大手トイレメーカーのTOTOが、米国で開催されたハイテク展示会「CES 2020」で披露した「クルマのように移動するトイレ」が話題になっています。

「モバイルトイレ」と名付けられた移動式トイレは、TOTOが出資している米スタートアップ企業Good2Go(G2G)が開発したものです。
G2Gが目指しているのは「誰もが快適なトイレにいつでもアクセスできる」という環境作り。日本ではいつでもどこでも清潔な公共トイレを使えますが、アメリカでは公共トイレそのものの数が少なく、環境が整っているとは言い難い状況です。
それなら、人がトイレに行くのではなく、トイレを必要としている人のところに「トイレが駆けつければ良いのでは?」とぶっ飛んだ発想で作られたのが、話題になっている「モバイルトイレ」です。

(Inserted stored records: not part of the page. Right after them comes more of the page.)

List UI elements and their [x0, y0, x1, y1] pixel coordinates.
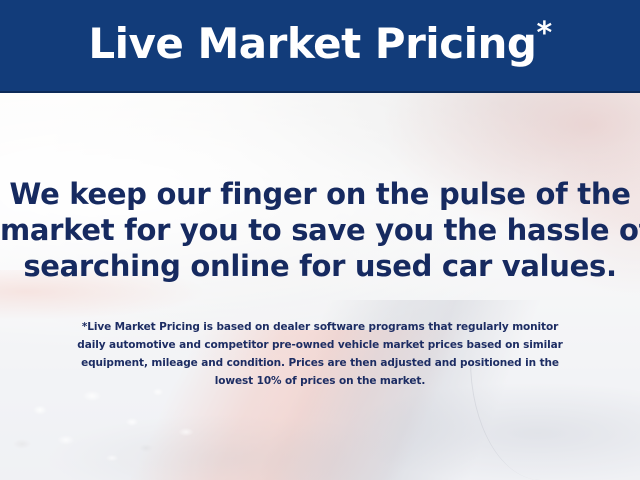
headline-line-1: We keep our finger on the pulse of the	[0, 176, 640, 212]
disclaimer-line-3: equipment, mileage and condition. Prices…	[0, 354, 640, 372]
headline-line-3: searching online for used car values.	[0, 248, 640, 284]
headline-block: We keep our finger on the pulse of the m…	[0, 176, 640, 284]
disclaimer-line-1: *Live Market Pricing is based on dealer …	[0, 318, 640, 336]
disclaimer-block: *Live Market Pricing is based on dealer …	[0, 318, 640, 390]
headline-line-2: market for you to save you the hassle of	[0, 212, 640, 248]
header-banner-bar: Live Market Pricing*	[0, 0, 640, 93]
live-market-pricing-banner: Live Market Pricing* We keep our finger …	[0, 0, 640, 480]
disclaimer-line-2: daily automotive and competitor pre-owne…	[0, 336, 640, 354]
page-title: Live Market Pricing*	[88, 23, 551, 69]
page-title-text: Live Market Pricing	[88, 19, 536, 68]
page-title-asterisk: *	[536, 16, 551, 51]
disclaimer-line-4: lowest 10% of prices on the market.	[0, 372, 640, 390]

モバイルトイレは、トラックにトイレの個室をそのまま乗せたような作りで、まさに走るトイレ。室内の広々とした空間には暖かい便座と温水洗浄機能の備えたTOTO製「ウォシュレット」が搭載されています。

このモバイルトイレは、G2Gが拠点を構える米サンフランシスコでロケテストが行われており、公園などで開催されるイベントにあわせて月に6回ほど出動しているそうです。
TOTOとG2Gは誰もが快適な公共トイレを利用できるサービスを目指していますが、TOTO広報部によると「実証実験を行っているが実用化やスケジュールは未定」とのことで、街なかをトイレが走る「トイレが来い」時代の到来はまだまだ先になりそうです。